Member of Parliament, Lok Sabha
- In office 10 March 1998 – 16 May 2014
- Preceded by: Louis Islary
- Succeeded by: Heera Saraniya
- Constituency: Kokrajhar

Personal details
- Born: 1 January 1960 (age 66) Kokrajhar, Assam
- Party: Bodoland People's Front
- Spouse: Uttara Bwiswmuthiary
- Children: 4
- Education: Guwahati University (B.A. (Hons. in Political Science))

= Sansuma Khunggur Bwiswmuthiary =

Indian politician (born 1960)

Sansuma Khunggur Bwiswmuthiary (born 1 January 1960) is a former Lok Sabha MP. He was elected from Kokrajhar in Assam as an independent in 1998, 1999 and 2004. In 2009, he won as a Bodoland People's Front candidate, as part of the United Progressive Alliance.

Bwiswmuthiary is a Bodo nationalist, and has favoured the creation of an autonomous Bodoland region.
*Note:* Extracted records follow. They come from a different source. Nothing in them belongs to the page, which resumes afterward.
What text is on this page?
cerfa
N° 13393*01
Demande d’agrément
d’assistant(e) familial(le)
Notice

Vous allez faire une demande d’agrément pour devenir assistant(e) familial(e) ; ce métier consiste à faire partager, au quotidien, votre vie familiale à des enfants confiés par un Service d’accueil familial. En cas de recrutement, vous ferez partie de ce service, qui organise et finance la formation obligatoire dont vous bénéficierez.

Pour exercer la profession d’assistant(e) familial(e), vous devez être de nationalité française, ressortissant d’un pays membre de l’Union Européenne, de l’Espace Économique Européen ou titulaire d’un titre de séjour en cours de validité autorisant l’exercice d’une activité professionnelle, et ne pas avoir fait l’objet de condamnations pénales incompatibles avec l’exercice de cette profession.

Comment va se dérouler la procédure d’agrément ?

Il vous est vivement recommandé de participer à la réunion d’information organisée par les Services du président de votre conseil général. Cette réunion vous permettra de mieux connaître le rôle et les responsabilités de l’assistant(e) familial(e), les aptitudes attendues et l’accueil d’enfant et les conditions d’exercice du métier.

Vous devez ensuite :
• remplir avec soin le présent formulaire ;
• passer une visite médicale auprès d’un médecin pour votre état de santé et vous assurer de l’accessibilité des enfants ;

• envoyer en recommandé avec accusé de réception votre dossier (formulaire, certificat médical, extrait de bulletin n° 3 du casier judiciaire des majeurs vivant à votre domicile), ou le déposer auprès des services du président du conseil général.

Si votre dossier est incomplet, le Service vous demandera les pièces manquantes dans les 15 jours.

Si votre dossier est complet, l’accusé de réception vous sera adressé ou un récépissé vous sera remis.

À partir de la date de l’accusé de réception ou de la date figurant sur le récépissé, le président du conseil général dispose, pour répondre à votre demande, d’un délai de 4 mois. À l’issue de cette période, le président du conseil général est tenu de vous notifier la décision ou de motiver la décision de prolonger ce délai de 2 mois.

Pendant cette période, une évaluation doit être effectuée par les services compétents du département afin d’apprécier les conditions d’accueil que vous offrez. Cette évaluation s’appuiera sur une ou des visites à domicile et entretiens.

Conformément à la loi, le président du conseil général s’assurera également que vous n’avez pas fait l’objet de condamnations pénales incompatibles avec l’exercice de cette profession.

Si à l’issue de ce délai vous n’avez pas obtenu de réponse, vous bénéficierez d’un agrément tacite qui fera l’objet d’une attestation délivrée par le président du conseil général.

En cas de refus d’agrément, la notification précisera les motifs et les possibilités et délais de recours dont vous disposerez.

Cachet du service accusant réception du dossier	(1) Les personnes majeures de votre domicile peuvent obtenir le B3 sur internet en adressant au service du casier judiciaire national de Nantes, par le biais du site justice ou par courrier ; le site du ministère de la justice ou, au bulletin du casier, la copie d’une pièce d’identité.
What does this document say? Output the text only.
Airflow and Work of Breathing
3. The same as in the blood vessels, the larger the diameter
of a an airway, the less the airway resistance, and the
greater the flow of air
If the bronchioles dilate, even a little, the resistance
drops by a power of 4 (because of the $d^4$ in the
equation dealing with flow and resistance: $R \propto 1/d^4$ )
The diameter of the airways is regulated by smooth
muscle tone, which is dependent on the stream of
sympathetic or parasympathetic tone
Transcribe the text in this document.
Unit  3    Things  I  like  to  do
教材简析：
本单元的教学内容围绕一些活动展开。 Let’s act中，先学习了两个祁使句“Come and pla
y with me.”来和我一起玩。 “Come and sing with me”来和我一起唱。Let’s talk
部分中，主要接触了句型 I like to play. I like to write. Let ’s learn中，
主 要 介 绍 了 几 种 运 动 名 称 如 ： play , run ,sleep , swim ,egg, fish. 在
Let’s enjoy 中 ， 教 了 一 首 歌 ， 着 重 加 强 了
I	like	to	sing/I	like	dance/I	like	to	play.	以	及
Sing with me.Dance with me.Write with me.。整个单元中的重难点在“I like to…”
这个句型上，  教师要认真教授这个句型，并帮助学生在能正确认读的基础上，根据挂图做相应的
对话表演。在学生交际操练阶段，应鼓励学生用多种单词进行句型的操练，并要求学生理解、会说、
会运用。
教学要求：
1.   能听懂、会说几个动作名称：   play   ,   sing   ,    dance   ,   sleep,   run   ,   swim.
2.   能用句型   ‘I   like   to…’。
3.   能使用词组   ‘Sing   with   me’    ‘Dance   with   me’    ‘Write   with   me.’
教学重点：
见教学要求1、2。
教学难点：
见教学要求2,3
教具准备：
He has been backed at various times by the All Bodo Students' Union and the National Democratic Alliance.

Bwiswmuthiary is a supporter of the Indo-US nuclear deal.

==Personal life==
Bwiswmuthiary is a Boro Kachari and was born on 1 January 1960 to father Bwrai Mahajwn Bwiswmuthiary and mother Ishari (Ashagi) Bwiswmuthiary in Goibari village of Baksa district in Assam. He did his schooling from Ouabari Lower Primary School, Hashraobari and Borobazar High School, Bijni. Bwiswmuthiary graduated with a B.A. (Hons. in Political Science) from Kokrajhar College, under Guwahati University. He also attained Prabin diploma in Hindi from Assam Rashtra Bhasha Prachar Samiti, Guwahati. He married Uttara Bwiswmuthiary on 18 February 1981, with whom he has four sons.